US and Turkey: row over fighter jet programme
Ankara has described Turkey's suspension from the F-35 fighter jet programme as a major mistake. In response to Turkey's purchase of the S-400 missile defence system from Russia, the White House announced that Turkey will not receive any more F-35 jets and will no longer be involved in their production. What will be the consequences of this step?
Turkey is essential for Nato
To call Turkey's Nato membership into question would be a panic reaction, Die Welt cautions:
“The alliance has interests to safeguard, not just in the Baltic but also in the Black Sea and the Mediterranean. If Ankara left Nato it would not allow big Nato ships into the Bosphoros. This would theoretically give Russia the chance to set up another marine or airbase in the Mediterranean. At the same time - and this is the most dangerous part - it would allow the latent conflict between Turkey and Greece to become an ongoing threat to the Nato alliance according to article 5. It would be a completely new front line with unforeseeable complications.”

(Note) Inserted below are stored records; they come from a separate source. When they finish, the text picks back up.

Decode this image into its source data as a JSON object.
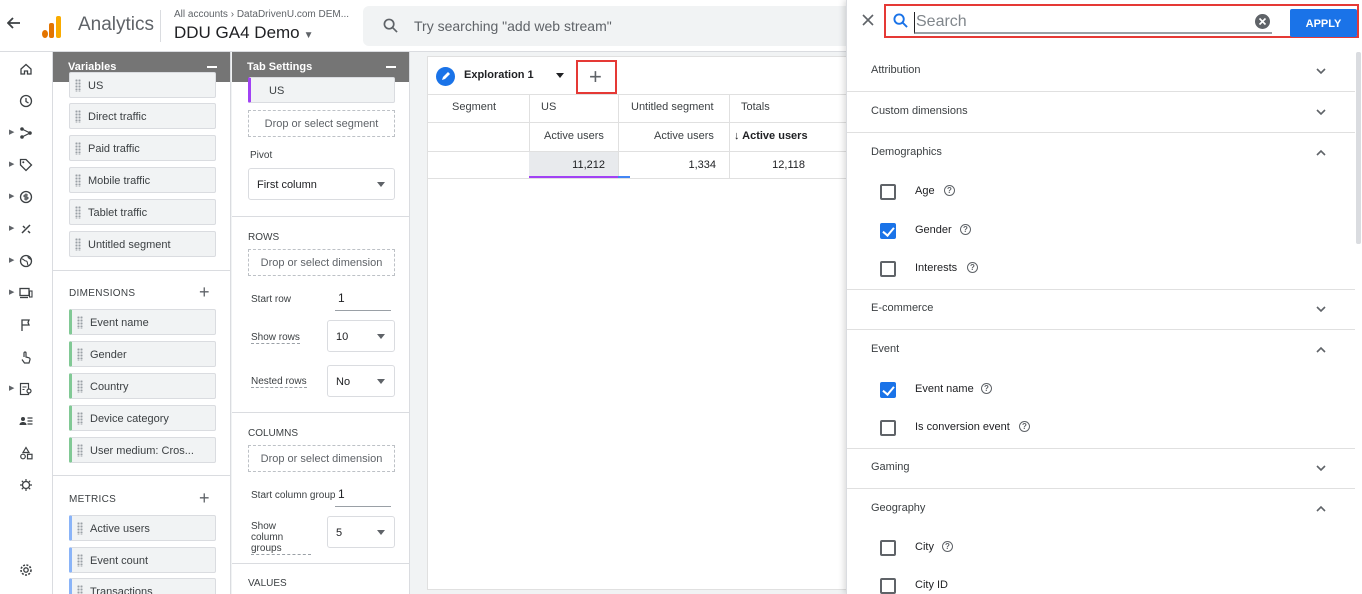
{
  "header": {
    "app_title": "Analytics",
    "breadcrumb": "All accounts",
    "breadcrumb_sep": "›",
    "breadcrumb_account": "DataDrivenU.com DEM...",
    "property": "DDU GA4 Demo",
    "search_placeholder": "Try searching \"add web stream\"",
    "logo_colors": [
      "#f9ab00",
      "#e37400",
      "#e37400"
    ]
  },
  "rail": {
    "icons": [
      "home-icon",
      "reports-icon",
      "explore-icon",
      "tag-icon",
      "monetization-icon",
      "engagement-icon",
      "globe-icon",
      "devices-icon",
      "flag-icon",
      "touch-icon",
      "user-report-icon",
      "user-list-icon",
      "shapes-icon",
      "debug-icon",
      "settings-icon"
    ]
  },
  "variables": {
    "title": "Variables",
    "segments": [
      "US",
      "Direct traffic",
      "Paid traffic",
      "Mobile traffic",
      "Tablet traffic",
      "Untitled segment"
    ],
    "dimensions_label": "DIMENSIONS",
    "dimensions": [
      "Event name",
      "Gender",
      "Country",
      "Device category",
      "User medium: Cros..."
    ],
    "metrics_label": "METRICS",
    "metrics": [
      "Active users",
      "Event count",
      "Transactions"
    ]
  },
  "tab_settings": {
    "title": "Tab Settings",
    "segment_chip": "US",
    "drop_segment": "Drop or select segment",
    "pivot_label": "Pivot",
    "pivot_value": "First column",
    "rows_label": "ROWS",
    "drop_dimension": "Drop or select dimension",
    "start_row_label": "Start row",
    "start_row_value": "1",
    "show_rows_label": "Show rows",
    "show_rows_value": "10",
    "nested_rows_label": "Nested rows",
    "nested_rows_value": "No",
    "columns_label": "COLUMNS",
    "drop_column_dimension": "Drop or select dimension",
    "start_column_group_label": "Start column group",
    "start_column_group_value": "1",
    "show_column_groups_label": "Show column groups",
    "show_column_groups_value": "5",
    "values_label": "VALUES"
  },
  "canvas": {
    "tab_name": "Exploration 1",
    "table": {
      "headers": [
        "Segment",
        "US",
        "Untitled segment",
        "Totals"
      ],
      "metric_row": [
        "Active users",
        "Active users",
        "↓ Active users"
      ],
      "values": [
        "11,212",
        "1,334",
        "12,118"
      ]
    }
  },
  "picker": {
    "search_placeholder": "Search",
    "search_value": "",
    "apply_label": "APPLY",
    "categories": [
      {
        "label": "Attribution",
        "expanded": false
      },
      {
        "label": "Custom dimensions",
        "expanded": false
      },
      {
        "label": "Demographics",
        "expanded": true,
        "options": [
          {
            "label": "Age",
            "checked": false
          },
          {
            "label": "Gender",
            "checked": true
          },
          {
            "label": "Interests",
            "checked": false
          }
        ]
      },
      {
        "label": "E-commerce",
        "expanded": false
      },
      {
        "label": "Event",
        "expanded": true,
        "options": [
          {
            "label": "Event name",
            "checked": true
          },
          {
            "label": "Is conversion event",
            "checked": false
          }
        ]
      },
      {
        "label": "Gaming",
        "expanded": false
      },
      {
        "label": "Geography",
        "expanded": true,
        "options": [
          {
            "label": "City",
            "checked": false
          },
          {
            "label": "City ID",
            "checked": false
          }
        ]
      }
    ]
  },
  "colors": {
    "accent": "#1a73e8",
    "highlight": "#e53935",
    "panel_header": "#757575"
  }
}
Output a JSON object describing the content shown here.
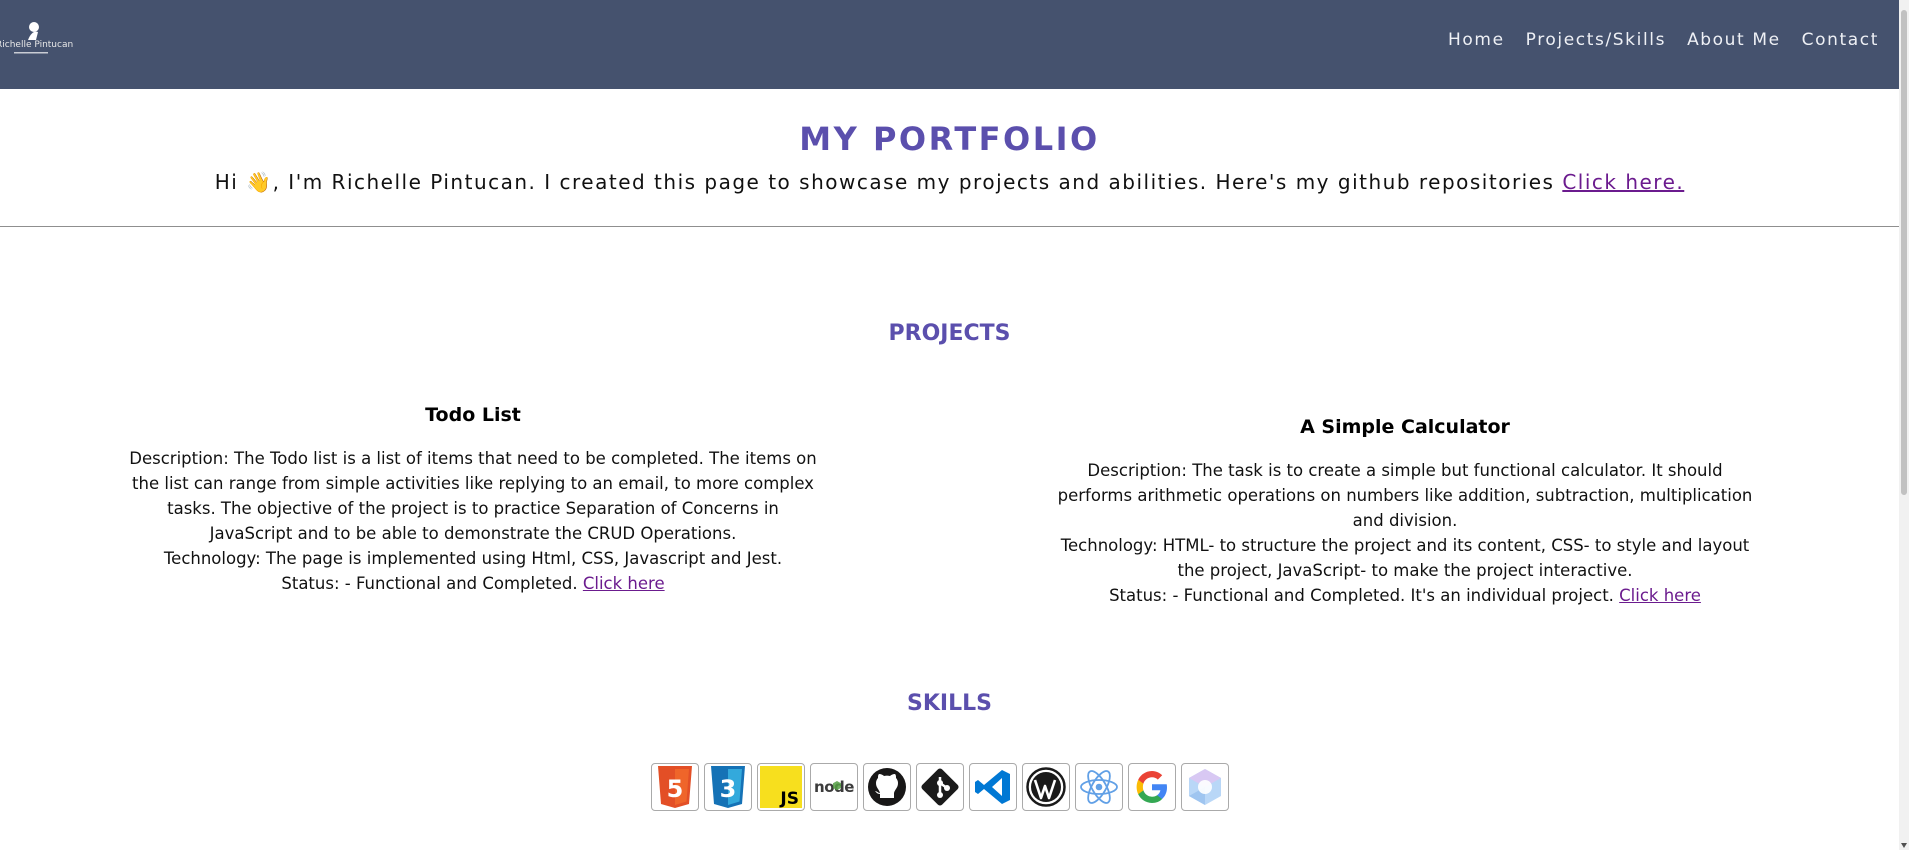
{
  "header": {
    "logo_text": "Richelle Pintucan",
    "nav": [
      "Home",
      "Projects/Skills",
      "About Me",
      "Contact"
    ]
  },
  "intro": {
    "title": "MY PORTFOLIO",
    "text": "Hi 👋, I'm Richelle Pintucan. I created this page to showcase my projects and abilities. Here's my github repositories ",
    "link": "Click here."
  },
  "projects": {
    "title": "PROJECTS",
    "items": [
      {
        "name": "Todo List",
        "description": "Description: The Todo list is a list of items that need to be completed. The items on the list can range from simple activities like replying to an email, to more complex tasks. The objective of the project is to practice Separation of Concerns in JavaScript and to be able to demonstrate the CRUD Operations.",
        "technology": "Technology: The page is implemented using Html, CSS, Javascript and Jest.",
        "status": "Status: - Functional and Completed. ",
        "link": "Click here"
      },
      {
        "name": "A Simple Calculator",
        "description": "Description: The task is to create a simple but functional calculator. It should performs arithmetic operations on numbers like addition, subtraction, multiplication and division.",
        "technology": "Technology: HTML- to structure the project and its content, CSS- to style and layout the project, JavaScript- to make the project interactive.",
        "status": "Status: - Functional and Completed. It's an individual project. ",
        "link": "Click here"
      }
    ]
  },
  "skills": {
    "title": "SKILLS",
    "icons": [
      "html5-icon",
      "css3-icon",
      "javascript-icon",
      "nodejs-icon",
      "github-icon",
      "git-icon",
      "vscode-icon",
      "wordpress-icon",
      "react-icon",
      "google-icon",
      "power-automate-icon"
    ],
    "labels": {
      "javascript": "JS",
      "nodejs": "node",
      "html5": "5",
      "css3": "3"
    }
  },
  "colors": {
    "navbar": "#45526e",
    "accent": "#5b4fad",
    "link": "#6b1b8e"
  }
}
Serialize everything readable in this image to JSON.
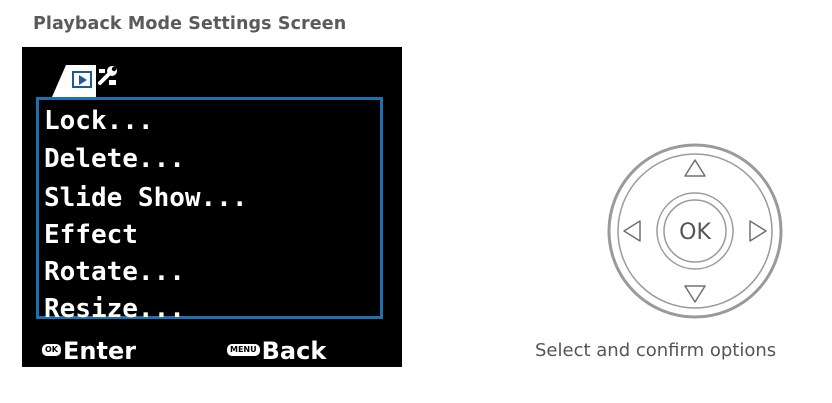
{
  "page": {
    "title": "Playback Mode Settings Screen"
  },
  "screen": {
    "tabs": [
      {
        "icon": "playback-icon",
        "selected": true
      },
      {
        "icon": "wrench-icon",
        "selected": false
      }
    ],
    "menu_items": [
      "Lock...",
      "Delete...",
      "Slide Show...",
      "Effect",
      "Rotate...",
      "Resize..."
    ],
    "footer": {
      "ok_badge": "OK",
      "enter_label": "Enter",
      "menu_badge": "MENU",
      "back_label": "Back"
    },
    "colors": {
      "accent": "#1f6fb3",
      "background": "#000000",
      "text": "#ffffff"
    }
  },
  "controller": {
    "center_label": "OK",
    "directions": [
      "up",
      "down",
      "left",
      "right"
    ],
    "caption": "Select and confirm options"
  }
}
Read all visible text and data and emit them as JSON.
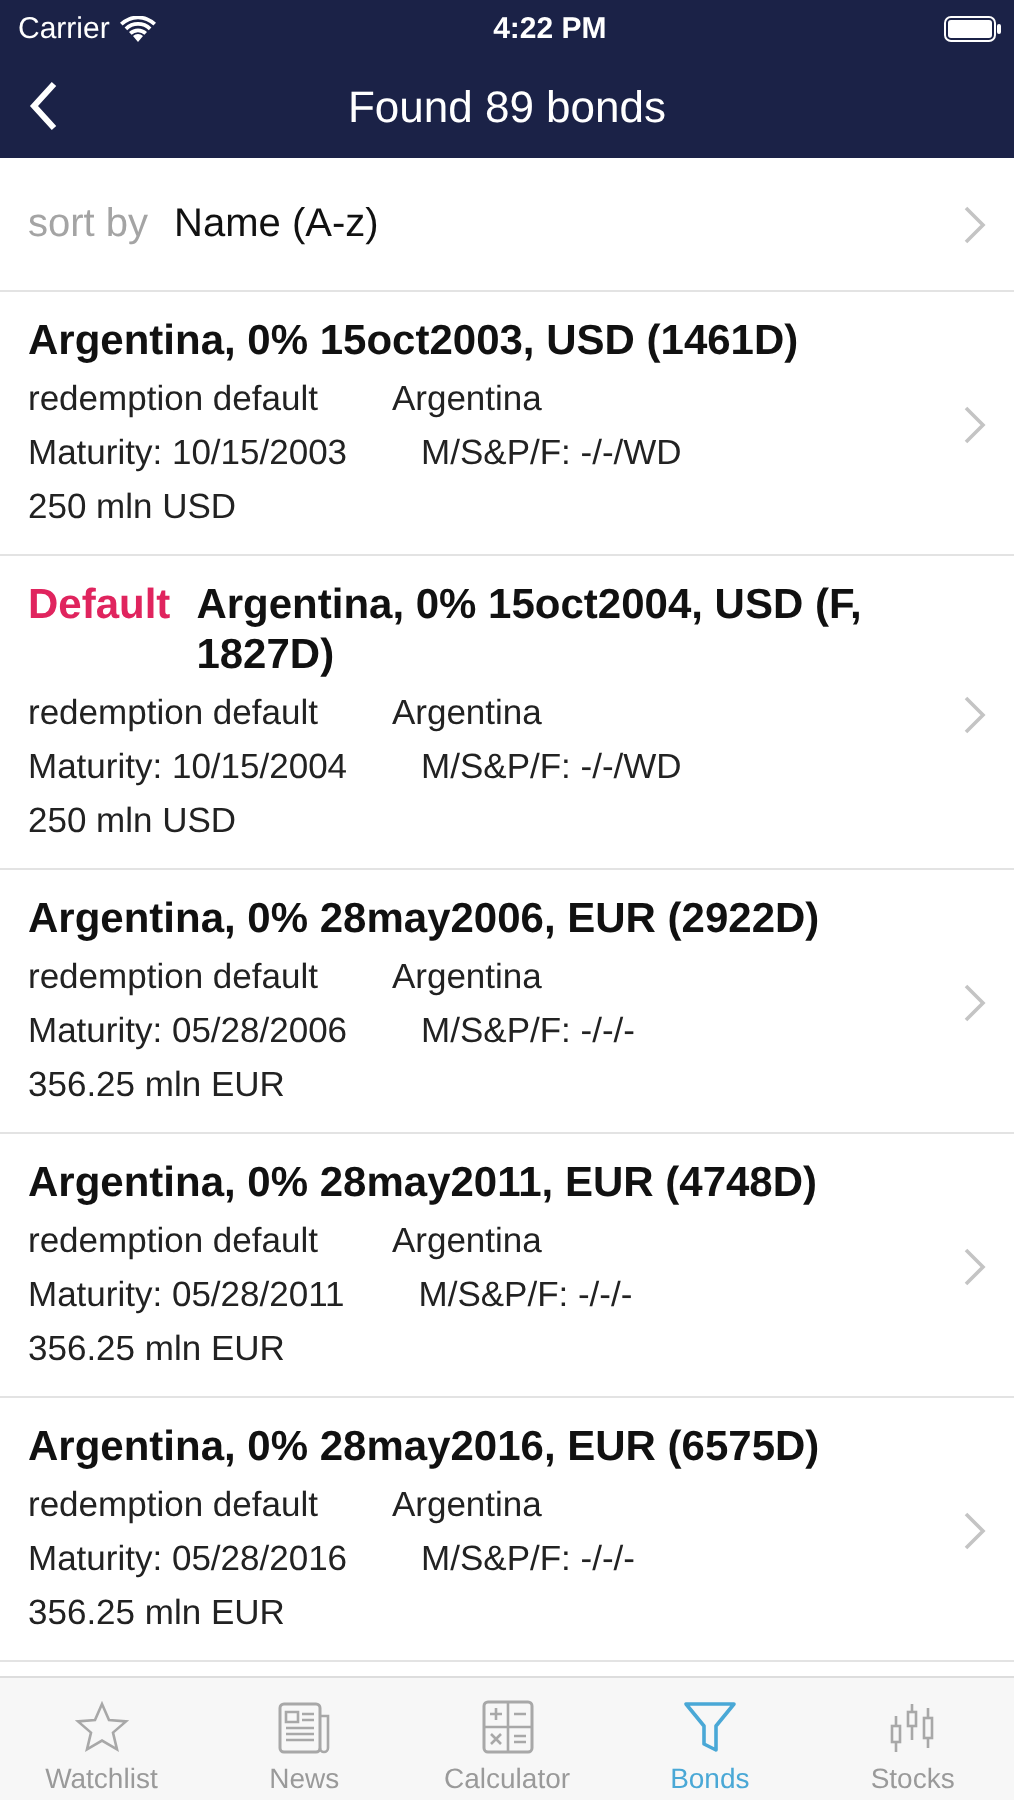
{
  "status_bar": {
    "carrier": "Carrier",
    "time": "4:22 PM"
  },
  "nav": {
    "title": "Found 89 bonds"
  },
  "sort": {
    "label": "sort by",
    "value": "Name (A-z)"
  },
  "bonds": [
    {
      "default": false,
      "title": "Argentina, 0% 15oct2003, USD (1461D)",
      "type": "redemption default",
      "country": "Argentina",
      "maturity": "Maturity: 10/15/2003",
      "ratings": "M/S&P/F: -/-/WD",
      "volume": "250 mln USD"
    },
    {
      "default": true,
      "badge": "Default",
      "title": "Argentina, 0% 15oct2004, USD (F, 1827D)",
      "type": "redemption default",
      "country": "Argentina",
      "maturity": "Maturity: 10/15/2004",
      "ratings": "M/S&P/F: -/-/WD",
      "volume": "250 mln USD"
    },
    {
      "default": false,
      "title": "Argentina, 0% 28may2006, EUR (2922D)",
      "type": "redemption default",
      "country": "Argentina",
      "maturity": "Maturity: 05/28/2006",
      "ratings": "M/S&P/F: -/-/-",
      "volume": "356.25 mln EUR"
    },
    {
      "default": false,
      "title": "Argentina, 0% 28may2011, EUR (4748D)",
      "type": "redemption default",
      "country": "Argentina",
      "maturity": "Maturity: 05/28/2011",
      "ratings": "M/S&P/F: -/-/-",
      "volume": "356.25 mln EUR"
    },
    {
      "default": false,
      "title": "Argentina, 0% 28may2016, EUR (6575D)",
      "type": "redemption default",
      "country": "Argentina",
      "maturity": "Maturity: 05/28/2016",
      "ratings": "M/S&P/F: -/-/-",
      "volume": "356.25 mln EUR"
    }
  ],
  "tab_bar": [
    {
      "label": "Watchlist",
      "selected": false
    },
    {
      "label": "News",
      "selected": false
    },
    {
      "label": "Calculator",
      "selected": false
    },
    {
      "label": "Bonds",
      "selected": true
    },
    {
      "label": "Stocks",
      "selected": false
    }
  ]
}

Missiles useless to Ankara
Ankara's purchase of the S-400 system makes no sense in terms of military strategy, Karar comments:
“While we are implementing the F-35 project together with our allies, the Russians are developing missile defence systems to shoot down the fighter jets we produce. So now we're buying S-400 missiles to shoot down our own planes? Doesn't that seem a little strange? And there's something else that needs explaining: which people or which country are we planning to target with the S-400 missiles? The most problematic country for us right now is Syria. Could we deploy these missiles to counter an airstrike from Syria? Of course not, because Syria is Russia's most important ally and most of its fighter jets were produced in Russia.”
Erdoğan has blown it
Erdoğan clearly wasn't expecting such a tough reaction, Deutschlandfunk surmises:
“Turkey's expulsion from the F35 programme seems to have come as a shock for the entire Turkish leadership as well as Erdoğan. ... Erdoğan has really blown it by buying the S-400. Turkey has, or at least had, not only ordered more than 100 F35 jets, it was also the co-developer and supplier of around 900 components. According to US estimates, over the duration of the programme this will cost Turkey more than nine billion US dollars in revenues. And yet the fighter jet would probably have been of more use to the Turks than the missile defence system, which even the experts have no idea where to station.”
Ankara will exact revenge
Turkey won't take the expulsion lying down, comments journalist Ivan Yakovyna in Novoye Vremya:
“Turkey has plenty of possibilities to take revenge. It can betray Nato secrets to Russia or kick the US out of the huge and strategically critical İncirlik air base, where nuclear arms and other equipment are stored. ... The entire logistics of the Pentagon in the Middle East depends on active use of the İncirlik air base and Turkish air space. If the US and Turkey fall out (and right now it looks very much as they will) the US will find it extremely complicated to launch a military operation against Iran, for example.”